İlk eylemini 15 Ağustos 1984’te gerçekleştiren PKK, Siirt’in Eruh
ilçesinde bir polis karakoluna saldırmış, bir jandarma eri şehit
olmuş altı er ve üç sivil de saldırıda yaralanmıştır.
PKK’nın Türkiye içerisindeki saldırıları 1993 yılında doruk
noktasına ulaşmış ve 24 Mayıs 1993’te PKK militanları Bingöl –
Elazığ karayolunu keserek, eğitimlerini tamamlamalarının ardından
görev yerlerine sevk edilen 33 eri kurşuna dizmiştir.

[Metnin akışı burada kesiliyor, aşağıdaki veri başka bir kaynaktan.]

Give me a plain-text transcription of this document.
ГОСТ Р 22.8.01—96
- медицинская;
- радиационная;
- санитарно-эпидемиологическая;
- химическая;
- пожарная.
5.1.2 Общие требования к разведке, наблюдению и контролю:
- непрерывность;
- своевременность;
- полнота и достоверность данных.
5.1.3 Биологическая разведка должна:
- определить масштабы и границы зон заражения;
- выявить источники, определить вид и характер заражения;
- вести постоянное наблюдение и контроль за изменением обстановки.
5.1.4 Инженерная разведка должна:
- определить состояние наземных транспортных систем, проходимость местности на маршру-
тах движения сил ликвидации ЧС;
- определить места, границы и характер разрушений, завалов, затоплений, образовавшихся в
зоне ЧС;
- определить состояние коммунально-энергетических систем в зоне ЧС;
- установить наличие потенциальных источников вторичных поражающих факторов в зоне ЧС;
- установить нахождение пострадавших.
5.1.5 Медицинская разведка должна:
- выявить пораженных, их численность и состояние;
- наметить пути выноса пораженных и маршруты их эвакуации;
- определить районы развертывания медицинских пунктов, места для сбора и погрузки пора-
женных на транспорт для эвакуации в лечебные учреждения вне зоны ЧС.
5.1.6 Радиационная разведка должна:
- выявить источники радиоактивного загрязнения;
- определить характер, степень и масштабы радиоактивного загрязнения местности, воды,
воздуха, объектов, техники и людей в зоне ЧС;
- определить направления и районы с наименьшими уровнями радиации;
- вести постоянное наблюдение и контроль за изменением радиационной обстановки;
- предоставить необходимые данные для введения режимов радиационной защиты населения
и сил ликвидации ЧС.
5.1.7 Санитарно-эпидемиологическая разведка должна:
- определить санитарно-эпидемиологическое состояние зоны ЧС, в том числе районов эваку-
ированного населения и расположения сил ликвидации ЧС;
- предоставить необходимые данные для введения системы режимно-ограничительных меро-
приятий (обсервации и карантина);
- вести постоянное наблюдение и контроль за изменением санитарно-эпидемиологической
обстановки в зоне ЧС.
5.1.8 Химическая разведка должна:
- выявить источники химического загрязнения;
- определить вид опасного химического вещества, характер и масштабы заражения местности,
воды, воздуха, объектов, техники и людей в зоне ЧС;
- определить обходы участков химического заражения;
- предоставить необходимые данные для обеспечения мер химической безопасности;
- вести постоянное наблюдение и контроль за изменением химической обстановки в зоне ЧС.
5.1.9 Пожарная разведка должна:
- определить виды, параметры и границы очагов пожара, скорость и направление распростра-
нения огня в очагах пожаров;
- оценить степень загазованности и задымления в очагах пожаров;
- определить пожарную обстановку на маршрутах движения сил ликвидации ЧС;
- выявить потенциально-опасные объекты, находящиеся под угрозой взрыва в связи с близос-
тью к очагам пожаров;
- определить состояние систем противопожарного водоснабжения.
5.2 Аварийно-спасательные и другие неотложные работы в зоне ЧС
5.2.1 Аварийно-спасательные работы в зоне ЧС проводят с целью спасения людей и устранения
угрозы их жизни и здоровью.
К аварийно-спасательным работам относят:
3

PKK'lılar, 13
er, bir polis ve 8 vatandaşı da kaçırmıştır.
Olayın ardından düzenlenen operasyonda 10 PKK’lı öldürülmüş,
kaçırılanlar da kurtarılmıştır.
İkinci büyük katliamını Başbağlar’da gerçekleştiren PKK, 100’e
yakın militanın Kemaliye’nin Başbağlar Köyü’nde sivilleri kurşuna
dizmesi üzerine, Abdullah Öcalan olaydan haberi olmadığını iddia
etmiştir.
1996 yılında ise ilk canlı bomba eylemini gerçekleştiren PKK, bunun
için bir kadın militan seçti. Zilan kod adlı PKK’lı kadın militan
Zeynep Kınacı’nın Tunceli’de vücuduna sardığı bombayı patlatması
üzerine ikisi astsubay, toplam 6 asker hayatını kaybetti. Bu olayın
ardından birçok PKK’lı kadın militan bombalı eylem
gerçekleştirdi.
Türkiye’deki kanlı eylemlerinde otuz beş bin kişinin ölümüne, 355
bin kişinin bulunduğu bölgelerden göç etmesine neden olan Abdullah
Öcalan komutasındaki PKK, 1998 yılında Abdullah Öcalan’ın Kenya’da
yakalanarak Türkiye’ye getirilmesinin ardından uzun bir süre
Kandil’e çekilmiştir.
1999 yılında, Ankara 2 Numaralı Devlet Güvenlik Mahkemesi’nde
yargılanan Abdullah Öcalan, “PKK'nın 140 ayrı ülkeden destek
gördüğünü ve eğer idam edilirse pek çok kan döküleceğini, canı
bağışlanırsa çatışmaları bitirmeye çalışacağını” söyleyerek, Türk
vatandaşı olduğunu, Türkiye Cumhuriyeti Devletini ve onun ceza
kanununu tanıdığını ve savunmasının hukuki değil siyasi olacağını
mahkemede beyan etmiştir.
Tutuklanarak İmralı cezaevine gönderilen Öcalan, o günden bu yana
İmralı’da özel bir koğuşta tutuklu bulunmaktadır.
Fakat Abdullah Öcalan’ın tutuklu bulunması PKK eylemlerini
sonlandırmamış, 1999’dan 2002 yılına kadar eylemlerine devam eden
PKK, ‘çözüm süreci’nde silah bıraktığını iddia etse de, Hendek
operasyonu ve Şırnak çatışmalarına neden olan eylemleri ile Türkiye
içerisinde varlığını devam ettirmiştir.
Suriye’nin kuzeyinde YPG/PYD yapılanması ile varlık sürdüren PKK,
Kandil Dağı’nda militanlarına askeri eğitim vermeyi
sürdürmektedir.
PKK, 2000’li yıllarından başından bu yana ayrıca Avrupa ülkeleri,
Avrupa Parlamentosu vb. kurumlarda kendisine ait siyasi partiler
tarafından temsil edilerek saldırılarına destek görmektedir.